Need help in matching strings from phrases from multiple columns of a dataframe in python

Need help in matching phrases in the data given below where I need to match phrases from both TextA and TextB.
The following code did not helped me in doing it how can I address this I had 100s of them to match
#sorting jumbled phrases
def sorts(string_value):
sorted_string = sorted(string_value.split())

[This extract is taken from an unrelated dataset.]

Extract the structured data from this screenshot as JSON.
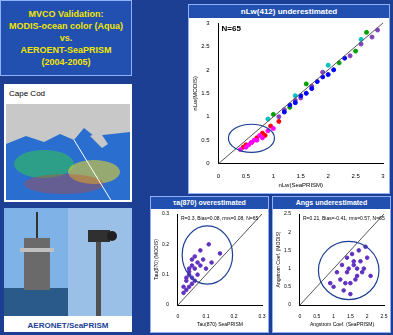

sorted_string = ' '.join(sorted_string)
return sorted_string
#Removing punctuations in string
punc = '''!()-[]{};:'"\,<>./?##$%^&*_~'''
def punt(test_str):
for ele in test_str:
if ele in punc:
test_str = test_str.replace(ele, "")
return(test_str)
#matching strings
def lets_match(x):
for text1 in TextA:
for text2 in TextB:
try:
if sorts(punt(x[text1.casefold()])) == sorts(punt(x[text2.casefold()])):
return True
except:
continue
return False
df['result'] = df.apply(lets_match,axis =1)
even after implementing string sort, removing punctuations and case sensitivity I am still getting those strings as not matching. I am I missing something here can some help me in achieving it
Actually you can use difflib to match two text, here's what you can try:
from difflib import SequenceMatcher
def similar(a, b):
a=str(a).lower()
b=str(b).lower()
return SequenceMatcher(None, a, b).ratio()
def lets_match(d):
print(d[0]," --- ",d[1])
result=similar(d[0],d[1])
print(result)
if result>0.6:
return True
else:
return False
df["result"]=df.apply(lets_match,axis =1)
You can play with if result>0.6 value.
For more information about difflib you can visit here. There are other sequence matchers also like textdistance but I found it easy so I tried this.
Is there any issues with using the fuzzy match lib? The implementation is pretty straight forward and works well given the above data is relatively similar. I've performed the below without preprocessing.
import pandas as pd
""" Install the libs below via terminal:
$pip install fuzzywuzzy
$pip install python-Levenshtein
"""
from fuzzywuzzy import fuzz
from fuzzywuzzy import process
#creating the data frames
text_a = ['AKIL KUMAR SINGH','OUSMANI DJIBO','PETER HRYB','CNOC LIMITED','POLY NOVA INDUSTRIES LTD','SAM GAWED JR','ADAN GENERAL LLC','CHINA MOBLE LIMITED','CASTAR CO., LTD.','MURAN','OLD SAROOP FOR CAR SEAT COVERS','CNP HEALTHCARE, LLC','GLORY PACK LTD','AUNCO VENTURES','INTERNATIONAL COMPANY','SAMEERA HEAT AND ENERGY FUND']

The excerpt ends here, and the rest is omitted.